First, to use pointers/references to subobjects, you'd need to be able to mangle them. That's a pretty big undertaking.

Second, and probably more importantly, from N4198:

The restriction that the constant expression must name a complete object is retained to avoid aliasing problems with pointers to subobjects:

struct A { int x, y; } a;
template<int*> struct Z;
using B = Z<&a.x + 1>;
using C = Z<&a.y>;
// Are B and C the same type?

To quote Richard Smith,

The answer "yes" is problematic because there are things you can do with a pointer to [a.y] that would have undefined behavior if performed on a pointer past the end of [a.x] The answer "no" is problematic because they (in typical implementations) represent the same address.

1
votes

Replace your main with this piece of code

int main(void)
{    
constexpr static int bb = 5;    
constexpr test<&bb> t;    
return 0;
}

and you will receive the error bb cannot be used as a template argument because it has no linkage ( not to be mistaken with linker related staff ) .
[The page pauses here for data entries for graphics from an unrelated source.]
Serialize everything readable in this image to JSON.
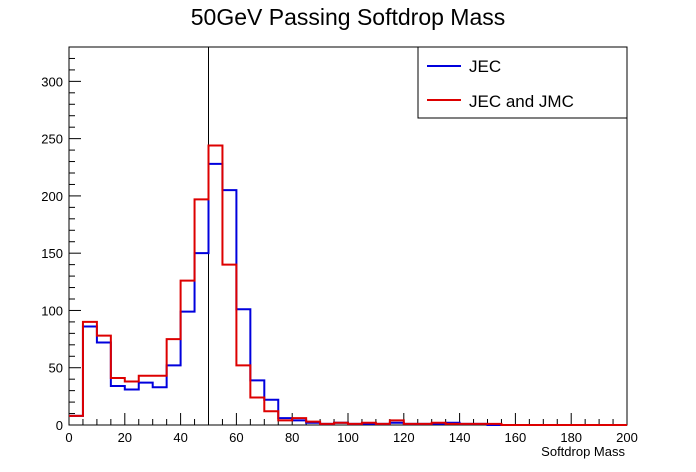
{
  "chart_data": {
    "type": "line",
    "title": "50GeV Passing Softdrop Mass",
    "xlabel": "Softdrop Mass",
    "ylabel": "",
    "xlim": [
      0,
      200
    ],
    "ylim": [
      0,
      330
    ],
    "xticks": [
      0,
      20,
      40,
      60,
      80,
      100,
      120,
      140,
      160,
      180,
      200
    ],
    "yticks": [
      0,
      50,
      100,
      150,
      200,
      250,
      300
    ],
    "bin_width": 5,
    "vertical_line_x": 50,
    "legend_position": "top-right",
    "series": [
      {
        "name": "JEC",
        "color": "#0000dd",
        "values": [
          8,
          86,
          72,
          34,
          31,
          37,
          33,
          52,
          99,
          150,
          228,
          205,
          101,
          39,
          22,
          6,
          4,
          2,
          1,
          2,
          1,
          1,
          1,
          2,
          1,
          1,
          1,
          2,
          1,
          1,
          0,
          0,
          0,
          0,
          0,
          0,
          0,
          0,
          0,
          0
        ]
      },
      {
        "name": "JEC and JMC",
        "color": "#dd0000",
        "values": [
          8,
          90,
          78,
          41,
          38,
          43,
          43,
          75,
          126,
          197,
          244,
          140,
          52,
          24,
          12,
          4,
          6,
          3,
          1,
          2,
          1,
          2,
          1,
          4,
          1,
          1,
          2,
          1,
          1,
          1,
          1,
          0,
          0,
          0,
          0,
          0,
          0,
          0,
          0,
          0
        ]
      }
    ]
  }
}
Class data members cannot be accessed unless they are referenced through the object, and cannot be taken into account during template instantiation, since data members do not have linkage, i.e. they are not defined symbols and therefore cannot be used as template arguments.

That being said , doing a readelf you can verify this:

48: 00000000004006ac     4 OBJECT  LOCAL  DEFAULT   14 q0


68: 000000000060097c     0 NOTYPE  GLOBAL DEFAULT  ABS __bss_start
69: 0000000000600978     4 OBJECT  GLOBAL DEFAULT   23 q::a

but there is no q0.b defined . The alternative would be to name (mangle) none static class members which would strip dynamic capabilities of the language.